Onshore wind farm numbers are set to boom in the UK, with a new report showing ‘significant increases’ in deployment from the mid-2020s onwards.
The research, by trade organisation RenewableUK, found that the total capacity ‘pipeline’ – projects that are operating, under construction or in planning – has grown to nearly 33GW.
The total figure is up by 3GW on last year. If every project in the pipeline goes ahead, the UK would hit 30GW by 2030 – more than double the current operational capacity of 13.9GW. The entire pipeline of 33GW could power more than 21m homes all year round, playing a significant role in decarbonising the grid.
The onshore pipeline is roughly half of the offshore pipeline, however, A government ban held back new onshore projects for much of the 2010s, and was only overturned last year.
Earlier this month, RenewableUK published a report showing that doubling onshore wind capacity could reduce consumer bills by £16.3bn over the decade, an annual saving of £25 for every household. It could also generate £45bn of economic activity and create 27,000 full-time jobs.
Despite the promising figures, the report found the UK is currently consenting less than half the annual capacity needed to reach the Climate Change Committee target of 35GW by 2035. Just over 600MW a year is being approved, much less than the 1,250MW needed to stay on course.
RenewableUK CEO Dan McGrail said: “The government’s new net zero strategy specifically calls for more onshore wind to be installed in the 2020s and beyond, to help to enable the UK to be powered entirely by clean electricity by 2035.
“As our latest Onshore Wind Project Intelligence report shows, we have a pipeline of projects which can help the UK to reach net zero as fast as possible – and at the lowest cost to consumers, as this is one of the cheapest ways to generate new power.
“But to achieve this we need planning systems in place in all four UK nations which reflect the consistently high level of public support for this technology, and allow projects to go ahead where they have a majority of local support. This must include encouraging the repowering of older onshore wind projects as they reach the end of their lifespan with taller, even more efficient turbines. At the moment, less than half the annual onshore wind capacity we need to stay on track to meet our climate change targets is being consented.

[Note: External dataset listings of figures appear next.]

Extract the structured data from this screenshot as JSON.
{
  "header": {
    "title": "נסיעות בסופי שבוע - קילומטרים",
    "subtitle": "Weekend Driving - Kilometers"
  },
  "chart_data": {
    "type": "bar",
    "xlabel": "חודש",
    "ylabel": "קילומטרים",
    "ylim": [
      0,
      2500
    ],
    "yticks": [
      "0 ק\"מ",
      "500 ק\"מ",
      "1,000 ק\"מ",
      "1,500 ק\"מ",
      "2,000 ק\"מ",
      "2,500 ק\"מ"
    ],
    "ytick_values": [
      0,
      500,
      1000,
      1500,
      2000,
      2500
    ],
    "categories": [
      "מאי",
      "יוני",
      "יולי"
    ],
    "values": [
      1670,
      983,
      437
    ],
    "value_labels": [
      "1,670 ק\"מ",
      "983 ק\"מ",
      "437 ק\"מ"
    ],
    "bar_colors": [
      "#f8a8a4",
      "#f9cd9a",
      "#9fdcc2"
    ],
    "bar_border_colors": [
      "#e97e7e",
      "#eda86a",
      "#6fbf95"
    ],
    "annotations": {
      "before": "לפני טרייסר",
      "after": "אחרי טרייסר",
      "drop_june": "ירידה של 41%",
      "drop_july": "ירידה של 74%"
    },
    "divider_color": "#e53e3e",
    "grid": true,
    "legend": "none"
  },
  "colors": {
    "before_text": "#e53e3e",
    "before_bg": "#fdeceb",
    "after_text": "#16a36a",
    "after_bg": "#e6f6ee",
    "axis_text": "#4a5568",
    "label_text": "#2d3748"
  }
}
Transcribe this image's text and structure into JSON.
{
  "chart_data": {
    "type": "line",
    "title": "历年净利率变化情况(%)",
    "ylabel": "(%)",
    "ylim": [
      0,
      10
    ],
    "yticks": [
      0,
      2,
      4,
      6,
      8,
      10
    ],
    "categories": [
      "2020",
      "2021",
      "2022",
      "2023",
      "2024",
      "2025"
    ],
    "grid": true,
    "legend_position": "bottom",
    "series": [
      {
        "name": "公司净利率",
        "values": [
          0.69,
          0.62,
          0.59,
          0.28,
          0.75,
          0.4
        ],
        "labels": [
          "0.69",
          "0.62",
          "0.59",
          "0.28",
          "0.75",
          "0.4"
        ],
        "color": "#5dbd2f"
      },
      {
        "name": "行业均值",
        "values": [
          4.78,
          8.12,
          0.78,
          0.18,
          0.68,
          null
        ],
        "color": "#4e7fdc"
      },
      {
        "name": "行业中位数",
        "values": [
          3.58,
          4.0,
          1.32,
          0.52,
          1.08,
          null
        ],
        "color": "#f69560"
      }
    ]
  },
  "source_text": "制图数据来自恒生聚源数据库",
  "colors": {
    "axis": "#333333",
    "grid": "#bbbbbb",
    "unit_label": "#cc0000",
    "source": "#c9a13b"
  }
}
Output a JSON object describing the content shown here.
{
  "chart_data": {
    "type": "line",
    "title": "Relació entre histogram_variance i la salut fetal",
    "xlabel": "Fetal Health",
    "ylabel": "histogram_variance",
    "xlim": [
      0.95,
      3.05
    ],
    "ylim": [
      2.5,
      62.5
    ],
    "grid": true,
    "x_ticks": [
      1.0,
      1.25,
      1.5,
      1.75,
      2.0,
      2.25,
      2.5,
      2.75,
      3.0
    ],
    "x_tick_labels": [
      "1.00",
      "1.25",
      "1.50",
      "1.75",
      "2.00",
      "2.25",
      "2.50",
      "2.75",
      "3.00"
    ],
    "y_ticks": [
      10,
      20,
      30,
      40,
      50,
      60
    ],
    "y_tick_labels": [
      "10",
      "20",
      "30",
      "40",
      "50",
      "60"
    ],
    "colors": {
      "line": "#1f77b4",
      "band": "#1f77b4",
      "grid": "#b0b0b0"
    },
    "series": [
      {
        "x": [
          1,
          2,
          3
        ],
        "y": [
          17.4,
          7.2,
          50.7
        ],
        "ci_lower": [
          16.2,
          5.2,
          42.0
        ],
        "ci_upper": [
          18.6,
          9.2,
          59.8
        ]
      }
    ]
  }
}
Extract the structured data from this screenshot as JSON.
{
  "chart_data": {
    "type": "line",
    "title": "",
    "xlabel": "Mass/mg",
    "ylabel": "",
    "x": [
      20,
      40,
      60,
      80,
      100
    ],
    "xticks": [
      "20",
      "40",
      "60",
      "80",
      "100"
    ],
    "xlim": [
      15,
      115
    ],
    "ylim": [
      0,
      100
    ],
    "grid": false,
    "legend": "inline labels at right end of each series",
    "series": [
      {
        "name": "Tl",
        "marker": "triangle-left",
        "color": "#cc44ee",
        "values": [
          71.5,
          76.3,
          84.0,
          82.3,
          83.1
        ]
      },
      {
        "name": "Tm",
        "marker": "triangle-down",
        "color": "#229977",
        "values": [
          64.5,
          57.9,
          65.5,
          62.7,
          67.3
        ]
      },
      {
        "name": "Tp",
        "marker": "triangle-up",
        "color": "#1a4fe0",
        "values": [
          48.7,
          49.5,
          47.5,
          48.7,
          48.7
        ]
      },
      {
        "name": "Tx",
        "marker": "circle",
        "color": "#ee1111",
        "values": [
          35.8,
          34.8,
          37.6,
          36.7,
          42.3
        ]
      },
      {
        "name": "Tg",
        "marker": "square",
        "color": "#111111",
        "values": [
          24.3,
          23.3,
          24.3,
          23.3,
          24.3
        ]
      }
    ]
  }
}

“In December, onshore wind will be competing for contracts to generate clean power for the first time in five years. To maximise job creation and investment, we need to move from holding auctions every two years to annual auctions, framed by a government target to 30GW of onshore wind by 2030. Doing this would show great leadership in tackling climate change at a time when the UK has an unprecedented international platform at Cop26”.